There are many exceptions in Java's type system, which make the language hard to use and evolve. Java has primitive types, while in Scala everything is an object, making this valid code:


(1 to 3) foreach println


Java's primitive types make a lot of things harder- before Java 5, manual wrapping in collections, e.g. int in Integer, boolean in Boolean, etc. was a pain. After auto-boxing and unboxing came out, the syntax is cleaner, but the overhead remains, as well as some very subtle bugs. For example, auto-unboxing a null wrapper type will cause a NullPointerException.

There is a lot of code duplication because of primitive types- you always have to specify special cases and can't be truly generic.

Generics


Scala has generics done right. For instance, you can define covariance at the declaration site, whereas Java requires you to do this at the call site. This, combined with Scala's type inference allows one to use generified libraries without having to know or define the complete type signature.

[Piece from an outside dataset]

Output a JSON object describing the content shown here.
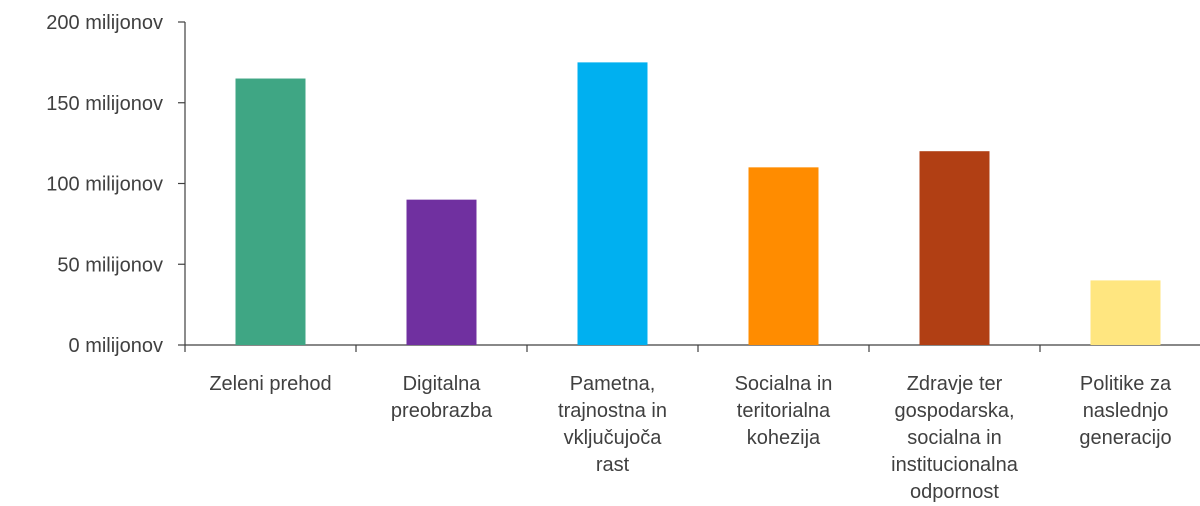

Java has yet another "special" type: arrays. As a result the rules for the underlying array type and the generified ArrayList are quite different and inconsistent. The type of arrays is checked at runtime, while the genericity of ArrayList is checked at compile-time. As a result, inappropriate assignment to an array element results in a ArrayStoreException only at runtime.

Constructors



Java initialization order in object construction is a pain to get right. The puzzlers on the certification exam use the most bizarre mix of static and instance initializer blocks and constructors calling or inheriting other constructors.

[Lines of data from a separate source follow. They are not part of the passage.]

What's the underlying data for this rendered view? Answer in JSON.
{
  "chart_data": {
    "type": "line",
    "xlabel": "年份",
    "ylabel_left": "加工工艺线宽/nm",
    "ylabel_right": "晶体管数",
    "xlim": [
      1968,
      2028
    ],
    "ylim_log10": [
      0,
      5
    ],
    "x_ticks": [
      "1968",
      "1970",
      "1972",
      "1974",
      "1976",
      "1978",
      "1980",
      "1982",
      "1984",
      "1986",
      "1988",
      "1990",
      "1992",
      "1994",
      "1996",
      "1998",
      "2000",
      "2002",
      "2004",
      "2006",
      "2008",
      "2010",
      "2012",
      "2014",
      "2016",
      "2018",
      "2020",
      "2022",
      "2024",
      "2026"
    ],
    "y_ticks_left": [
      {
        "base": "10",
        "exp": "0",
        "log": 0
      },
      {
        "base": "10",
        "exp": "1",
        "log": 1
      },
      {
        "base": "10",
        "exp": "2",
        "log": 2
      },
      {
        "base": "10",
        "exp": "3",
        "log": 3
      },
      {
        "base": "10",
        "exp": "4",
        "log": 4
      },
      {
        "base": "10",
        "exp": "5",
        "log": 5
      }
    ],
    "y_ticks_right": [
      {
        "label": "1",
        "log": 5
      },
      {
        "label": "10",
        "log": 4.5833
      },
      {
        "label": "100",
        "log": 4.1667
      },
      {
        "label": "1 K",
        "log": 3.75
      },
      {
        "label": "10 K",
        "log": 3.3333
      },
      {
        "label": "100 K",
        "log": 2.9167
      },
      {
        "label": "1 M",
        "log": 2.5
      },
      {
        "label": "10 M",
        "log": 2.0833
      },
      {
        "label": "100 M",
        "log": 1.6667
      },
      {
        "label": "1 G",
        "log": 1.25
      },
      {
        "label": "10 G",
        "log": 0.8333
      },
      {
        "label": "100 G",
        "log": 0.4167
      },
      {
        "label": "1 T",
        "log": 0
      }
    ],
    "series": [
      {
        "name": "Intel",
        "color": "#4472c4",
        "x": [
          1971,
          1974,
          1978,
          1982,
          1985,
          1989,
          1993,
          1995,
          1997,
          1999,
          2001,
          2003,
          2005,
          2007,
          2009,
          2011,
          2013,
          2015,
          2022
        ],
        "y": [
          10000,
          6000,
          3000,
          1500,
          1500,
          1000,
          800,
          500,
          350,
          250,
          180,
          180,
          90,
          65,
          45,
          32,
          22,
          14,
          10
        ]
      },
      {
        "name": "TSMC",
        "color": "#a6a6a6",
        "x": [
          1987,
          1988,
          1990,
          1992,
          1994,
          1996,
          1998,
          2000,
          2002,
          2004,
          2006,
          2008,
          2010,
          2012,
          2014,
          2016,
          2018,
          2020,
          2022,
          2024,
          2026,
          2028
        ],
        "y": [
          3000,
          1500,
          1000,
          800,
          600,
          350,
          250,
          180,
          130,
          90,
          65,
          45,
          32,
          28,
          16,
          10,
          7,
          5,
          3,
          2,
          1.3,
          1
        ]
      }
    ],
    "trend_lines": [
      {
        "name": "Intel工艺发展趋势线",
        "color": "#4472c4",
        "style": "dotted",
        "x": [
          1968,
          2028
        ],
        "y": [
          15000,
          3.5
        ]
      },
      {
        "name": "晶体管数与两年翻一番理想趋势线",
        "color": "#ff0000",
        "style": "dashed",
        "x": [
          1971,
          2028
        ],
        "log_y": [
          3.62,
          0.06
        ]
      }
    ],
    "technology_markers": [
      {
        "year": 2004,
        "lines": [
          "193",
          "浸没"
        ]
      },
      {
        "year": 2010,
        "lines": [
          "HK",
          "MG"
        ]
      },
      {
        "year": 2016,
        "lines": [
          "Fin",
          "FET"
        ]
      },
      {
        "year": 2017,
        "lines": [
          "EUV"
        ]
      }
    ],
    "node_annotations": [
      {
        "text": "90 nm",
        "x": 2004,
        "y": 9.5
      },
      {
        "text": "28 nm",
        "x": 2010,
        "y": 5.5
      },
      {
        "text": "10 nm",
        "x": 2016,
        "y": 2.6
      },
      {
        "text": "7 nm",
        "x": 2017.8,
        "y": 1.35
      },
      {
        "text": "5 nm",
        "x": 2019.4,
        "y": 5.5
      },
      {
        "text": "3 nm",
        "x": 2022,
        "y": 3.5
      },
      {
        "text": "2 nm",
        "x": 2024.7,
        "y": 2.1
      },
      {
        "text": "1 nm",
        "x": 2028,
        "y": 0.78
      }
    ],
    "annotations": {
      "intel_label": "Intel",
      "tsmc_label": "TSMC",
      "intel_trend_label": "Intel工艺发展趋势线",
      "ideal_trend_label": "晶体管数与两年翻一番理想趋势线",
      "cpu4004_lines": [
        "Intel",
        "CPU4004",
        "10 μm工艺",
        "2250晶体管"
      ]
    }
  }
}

In Scala, any code which isn't part of a method or member variable declaration is executed as the primary constructor. You can define auxiliary constructors which call either the primary one or another auxiliary one defined in the same class before it. Can you come up with anything simpler?

Uniform syntax



Scala is sometimes accused of using too many symbols. Whatever you've seen, it's mostly not part of the language, but of the libraries. You can override them and even disable them. What does Java have to say about special symbols?

Arrays


Arrays in Java are accessed via square brackets. In Scala, parentheses are used, because accessing an array index is a method call (called apply). Don't worry though, the compiler optimizes this away.

Collection literals


Java has a lot of special syntax for array instantiation and will soon have ones for instantiating lists, sets and maps. Scala, again, creates these special collections using factory methods in the companion objects: Array(1,2,3), List(1,2,3), Map((1,2)). Lists can also be created using the cons "operator", but here's the trick: it's not actually an operator. It's a method, appending to the list. You can also create a map using the arrow tuple syntax: Map(1->2). And again, this is not "special" syntax, which is part of the language- it's a method, constructing a tuple!

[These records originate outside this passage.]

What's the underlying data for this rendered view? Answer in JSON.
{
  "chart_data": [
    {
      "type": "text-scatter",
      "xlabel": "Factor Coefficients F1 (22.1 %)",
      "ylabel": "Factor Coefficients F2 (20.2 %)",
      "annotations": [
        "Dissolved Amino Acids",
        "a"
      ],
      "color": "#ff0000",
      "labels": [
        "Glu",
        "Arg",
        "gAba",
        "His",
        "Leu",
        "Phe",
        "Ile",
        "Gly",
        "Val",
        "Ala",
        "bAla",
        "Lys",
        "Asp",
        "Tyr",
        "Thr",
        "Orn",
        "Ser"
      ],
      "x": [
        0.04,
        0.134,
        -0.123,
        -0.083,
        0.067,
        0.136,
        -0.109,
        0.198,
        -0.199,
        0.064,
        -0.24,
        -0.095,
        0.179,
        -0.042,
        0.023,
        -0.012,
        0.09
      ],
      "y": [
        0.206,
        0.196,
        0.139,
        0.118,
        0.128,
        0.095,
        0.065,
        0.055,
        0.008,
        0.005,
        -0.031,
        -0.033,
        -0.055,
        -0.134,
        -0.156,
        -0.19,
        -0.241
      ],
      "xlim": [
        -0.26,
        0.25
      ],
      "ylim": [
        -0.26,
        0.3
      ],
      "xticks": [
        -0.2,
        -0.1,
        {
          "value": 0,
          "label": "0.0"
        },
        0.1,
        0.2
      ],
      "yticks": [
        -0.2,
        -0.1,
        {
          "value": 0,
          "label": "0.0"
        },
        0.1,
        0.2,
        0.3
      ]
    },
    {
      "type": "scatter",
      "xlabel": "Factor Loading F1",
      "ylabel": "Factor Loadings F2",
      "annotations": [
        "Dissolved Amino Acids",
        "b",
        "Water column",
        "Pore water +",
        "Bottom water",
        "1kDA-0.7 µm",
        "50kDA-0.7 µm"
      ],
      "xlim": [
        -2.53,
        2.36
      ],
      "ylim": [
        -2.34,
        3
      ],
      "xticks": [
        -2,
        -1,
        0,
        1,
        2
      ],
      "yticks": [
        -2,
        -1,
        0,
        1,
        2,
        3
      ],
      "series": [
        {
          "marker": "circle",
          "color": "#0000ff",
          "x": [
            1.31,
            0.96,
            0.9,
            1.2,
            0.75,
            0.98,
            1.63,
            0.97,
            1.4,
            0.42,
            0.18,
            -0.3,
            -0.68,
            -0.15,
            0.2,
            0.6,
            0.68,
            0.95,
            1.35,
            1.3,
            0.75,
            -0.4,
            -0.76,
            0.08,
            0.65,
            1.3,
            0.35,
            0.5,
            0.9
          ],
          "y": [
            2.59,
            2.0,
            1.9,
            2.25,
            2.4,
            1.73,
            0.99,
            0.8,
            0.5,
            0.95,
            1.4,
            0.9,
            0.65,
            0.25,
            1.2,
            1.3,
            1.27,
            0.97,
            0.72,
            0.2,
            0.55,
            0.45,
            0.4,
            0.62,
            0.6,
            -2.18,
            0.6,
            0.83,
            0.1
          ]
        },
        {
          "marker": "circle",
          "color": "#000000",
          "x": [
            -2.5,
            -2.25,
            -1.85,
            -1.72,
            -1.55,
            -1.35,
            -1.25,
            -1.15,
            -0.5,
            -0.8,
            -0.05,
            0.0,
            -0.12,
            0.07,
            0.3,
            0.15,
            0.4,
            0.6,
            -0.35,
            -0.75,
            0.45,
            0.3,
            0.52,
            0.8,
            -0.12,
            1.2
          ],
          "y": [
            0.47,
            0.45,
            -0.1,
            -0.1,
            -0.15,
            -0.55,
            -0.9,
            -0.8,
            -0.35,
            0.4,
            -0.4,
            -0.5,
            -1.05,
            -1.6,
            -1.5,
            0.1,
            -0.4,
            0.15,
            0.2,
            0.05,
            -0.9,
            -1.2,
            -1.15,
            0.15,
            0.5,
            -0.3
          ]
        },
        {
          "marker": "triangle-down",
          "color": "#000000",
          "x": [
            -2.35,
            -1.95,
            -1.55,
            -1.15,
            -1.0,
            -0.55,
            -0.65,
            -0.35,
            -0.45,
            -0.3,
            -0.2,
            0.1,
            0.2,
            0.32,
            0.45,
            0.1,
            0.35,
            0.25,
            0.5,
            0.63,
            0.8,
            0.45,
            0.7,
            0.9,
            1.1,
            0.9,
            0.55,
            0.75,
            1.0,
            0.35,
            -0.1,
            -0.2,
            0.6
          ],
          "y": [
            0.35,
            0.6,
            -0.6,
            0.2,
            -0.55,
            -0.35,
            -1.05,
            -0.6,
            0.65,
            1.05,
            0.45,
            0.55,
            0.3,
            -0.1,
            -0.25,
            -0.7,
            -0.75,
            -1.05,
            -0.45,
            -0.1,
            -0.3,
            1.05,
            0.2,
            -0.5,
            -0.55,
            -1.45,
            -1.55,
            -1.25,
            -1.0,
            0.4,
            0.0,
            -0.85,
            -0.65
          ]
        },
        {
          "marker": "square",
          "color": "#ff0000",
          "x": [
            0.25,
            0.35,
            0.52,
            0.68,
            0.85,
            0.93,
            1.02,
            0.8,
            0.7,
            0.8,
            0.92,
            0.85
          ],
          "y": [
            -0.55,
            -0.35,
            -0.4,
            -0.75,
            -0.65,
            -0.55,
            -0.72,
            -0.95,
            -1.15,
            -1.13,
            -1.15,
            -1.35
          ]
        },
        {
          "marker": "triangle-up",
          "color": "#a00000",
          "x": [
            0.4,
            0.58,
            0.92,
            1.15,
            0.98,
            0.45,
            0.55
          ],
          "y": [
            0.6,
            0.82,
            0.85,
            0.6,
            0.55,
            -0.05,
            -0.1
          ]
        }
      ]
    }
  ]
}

Now someone might smirk and think: "Ha, gotcha! Do you mean to say that simply because you've pushed the complexity out of the language and into the libraries you don't need to deal with it?". True, but let's have a look at Java and its ever growing standard libraries. It has AWT and Swing. It has old I/O and new I/O (gosh, which one do I use?). It has RMI (do you remember RMI?) and OMG, it even has CORBA. These libraries will never die. Methods in Thread have been deprecated for ages. There's also no sign that the ill-conceived Date/Calendar classes will ever be removed, but you still must know JodaTime if you hope to get any job with dates done.

More importantly, extending the language easily helps abstract away the details and evolve the language without creating tons of special cases. As per our definition, special cases add up to increase complexity. We'll explore the topic of extending the language in the followup post.